How Particle Physics Can Improve Your Netflix Recommendations

Unlimited products are like bosons and restaurant reservations are like fermions.

Standard Model

Fermilab

From OpenTable to Amazon to your Netflix queue, algorithms sift through what we seem to like and offer future suggestions tailored to fit those trends. But the problem is they do this for everybody. So if everyone gets the same recommendations on OpenTable, everyone will try to reserve a table, and there won't be any seats left. What's more, if everyone gets a movie recommendation and everyone decides to watch it, the movie gets more popular--creating biases in the system. To improve matters, some researchers in Switzerland took a cue from the master rules of physics.

In particle physics, a given boson or lepton tends to occupy the most favorable energy state. If it's a force-carrying boson--like a photon, a W boson or a Higgs boson--there's no limit to how many particles can share real estate in that state. But if it's a fermion--like a quark, or an electron or proton--then only a certain number can be in the same place at the same time.
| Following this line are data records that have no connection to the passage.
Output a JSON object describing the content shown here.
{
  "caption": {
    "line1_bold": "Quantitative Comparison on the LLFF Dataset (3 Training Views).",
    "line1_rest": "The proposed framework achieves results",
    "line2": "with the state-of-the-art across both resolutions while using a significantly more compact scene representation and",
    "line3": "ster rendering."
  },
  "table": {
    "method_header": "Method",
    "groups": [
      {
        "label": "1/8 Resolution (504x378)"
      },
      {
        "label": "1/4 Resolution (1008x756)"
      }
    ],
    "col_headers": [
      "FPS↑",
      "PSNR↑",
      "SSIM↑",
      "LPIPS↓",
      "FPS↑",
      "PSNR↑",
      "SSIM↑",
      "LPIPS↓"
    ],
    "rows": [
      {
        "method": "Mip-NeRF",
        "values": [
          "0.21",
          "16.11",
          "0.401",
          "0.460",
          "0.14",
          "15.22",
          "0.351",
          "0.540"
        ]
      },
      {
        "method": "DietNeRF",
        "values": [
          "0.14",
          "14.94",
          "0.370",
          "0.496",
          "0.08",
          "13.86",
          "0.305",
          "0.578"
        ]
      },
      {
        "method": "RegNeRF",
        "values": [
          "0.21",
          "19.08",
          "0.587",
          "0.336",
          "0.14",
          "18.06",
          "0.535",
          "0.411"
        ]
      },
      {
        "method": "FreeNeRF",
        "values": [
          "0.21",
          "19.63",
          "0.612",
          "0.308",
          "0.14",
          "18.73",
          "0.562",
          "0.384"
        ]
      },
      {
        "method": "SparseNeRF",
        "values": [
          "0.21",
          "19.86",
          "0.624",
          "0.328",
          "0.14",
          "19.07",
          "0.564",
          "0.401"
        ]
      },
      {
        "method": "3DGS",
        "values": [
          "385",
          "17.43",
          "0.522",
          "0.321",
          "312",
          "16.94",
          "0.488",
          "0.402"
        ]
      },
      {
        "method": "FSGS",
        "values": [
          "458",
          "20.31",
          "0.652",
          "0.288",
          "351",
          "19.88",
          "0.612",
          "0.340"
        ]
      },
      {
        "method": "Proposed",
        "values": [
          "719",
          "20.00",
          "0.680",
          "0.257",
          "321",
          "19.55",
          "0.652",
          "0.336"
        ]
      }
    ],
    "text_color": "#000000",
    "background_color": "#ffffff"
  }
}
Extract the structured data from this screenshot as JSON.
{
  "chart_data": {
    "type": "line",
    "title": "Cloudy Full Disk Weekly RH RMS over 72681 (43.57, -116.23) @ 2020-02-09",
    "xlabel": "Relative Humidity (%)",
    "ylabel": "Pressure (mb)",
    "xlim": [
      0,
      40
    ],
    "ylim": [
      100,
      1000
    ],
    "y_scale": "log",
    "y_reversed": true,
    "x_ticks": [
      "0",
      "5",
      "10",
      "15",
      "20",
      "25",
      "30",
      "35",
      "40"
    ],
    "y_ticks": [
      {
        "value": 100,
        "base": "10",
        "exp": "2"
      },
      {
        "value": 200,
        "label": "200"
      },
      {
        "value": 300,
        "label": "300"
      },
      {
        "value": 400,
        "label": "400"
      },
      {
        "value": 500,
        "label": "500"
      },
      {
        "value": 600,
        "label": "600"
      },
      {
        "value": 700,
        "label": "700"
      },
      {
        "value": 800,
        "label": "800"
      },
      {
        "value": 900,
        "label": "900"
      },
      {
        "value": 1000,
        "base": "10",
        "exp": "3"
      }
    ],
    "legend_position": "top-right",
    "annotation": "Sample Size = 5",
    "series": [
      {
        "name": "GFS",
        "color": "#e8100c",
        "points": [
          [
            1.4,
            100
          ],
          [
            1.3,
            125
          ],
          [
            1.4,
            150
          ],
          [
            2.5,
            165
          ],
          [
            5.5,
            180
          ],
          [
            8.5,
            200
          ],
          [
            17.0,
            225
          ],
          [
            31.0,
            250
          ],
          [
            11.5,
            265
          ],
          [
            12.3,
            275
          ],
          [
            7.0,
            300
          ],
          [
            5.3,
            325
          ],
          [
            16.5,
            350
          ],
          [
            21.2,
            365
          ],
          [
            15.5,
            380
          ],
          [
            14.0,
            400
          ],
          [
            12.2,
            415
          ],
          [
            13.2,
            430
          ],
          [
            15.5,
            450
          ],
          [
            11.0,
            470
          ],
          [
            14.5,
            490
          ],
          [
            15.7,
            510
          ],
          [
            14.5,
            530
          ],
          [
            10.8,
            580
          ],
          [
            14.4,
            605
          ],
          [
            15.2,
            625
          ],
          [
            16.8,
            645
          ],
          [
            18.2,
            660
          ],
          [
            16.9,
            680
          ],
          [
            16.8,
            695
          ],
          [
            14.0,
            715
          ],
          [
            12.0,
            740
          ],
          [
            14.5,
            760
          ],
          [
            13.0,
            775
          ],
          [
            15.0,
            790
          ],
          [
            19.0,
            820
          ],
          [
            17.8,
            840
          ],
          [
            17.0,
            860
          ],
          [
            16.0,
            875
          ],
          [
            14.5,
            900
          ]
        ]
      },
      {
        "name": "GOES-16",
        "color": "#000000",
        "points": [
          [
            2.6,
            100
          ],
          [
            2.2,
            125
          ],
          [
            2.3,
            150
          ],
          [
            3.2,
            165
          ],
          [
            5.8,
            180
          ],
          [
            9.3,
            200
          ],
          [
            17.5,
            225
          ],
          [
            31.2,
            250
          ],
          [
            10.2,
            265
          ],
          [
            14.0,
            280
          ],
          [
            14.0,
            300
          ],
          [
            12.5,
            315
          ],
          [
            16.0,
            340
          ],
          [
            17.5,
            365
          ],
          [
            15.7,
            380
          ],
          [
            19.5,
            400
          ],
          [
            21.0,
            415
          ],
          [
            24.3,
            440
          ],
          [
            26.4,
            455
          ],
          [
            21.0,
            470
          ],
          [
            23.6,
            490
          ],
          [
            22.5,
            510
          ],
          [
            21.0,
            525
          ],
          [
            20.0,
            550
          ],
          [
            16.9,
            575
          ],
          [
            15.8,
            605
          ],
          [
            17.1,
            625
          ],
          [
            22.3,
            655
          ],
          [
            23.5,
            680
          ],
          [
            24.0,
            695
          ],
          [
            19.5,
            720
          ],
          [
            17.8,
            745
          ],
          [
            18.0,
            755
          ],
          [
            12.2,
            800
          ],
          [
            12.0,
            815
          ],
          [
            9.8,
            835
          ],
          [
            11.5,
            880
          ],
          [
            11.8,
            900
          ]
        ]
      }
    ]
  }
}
Algorithms should take this approach and function according to the rules of fermions rather than bosons, according to Stanislao Gualdi of the University of Fribourg and colleagues. After all, an object's utility declines with an increase in the number of people using it, they argue. It's like everyone buys the same guidebook and goes to the same quiet beach, meaning the beach is no longer quiet.

To study this concept, Gualdi and colleagues looked at DVD rentals. Using this model, a service like Netflix could limit the number of people who can have a single DVD at a time, forcing other DVDs to be recommended and chosen as secondary options. This limits biases that can happen when you give everyone unfettered access to the same thing, and this is good because it gives the whole recommendation engine some new fodder.

As Tech Review's arXiv blog points out, this is not necessarily a way to increase profits, so it's hard to see any recommendation service implementing the idea anytime soon. But it's an interesting concept.

"Crowd-avoidance can be applied to find a good compromise between satisfying the preferences of users and distributing them among objects evenly," the authors write. Their paper is posted to the arXiv preprint server.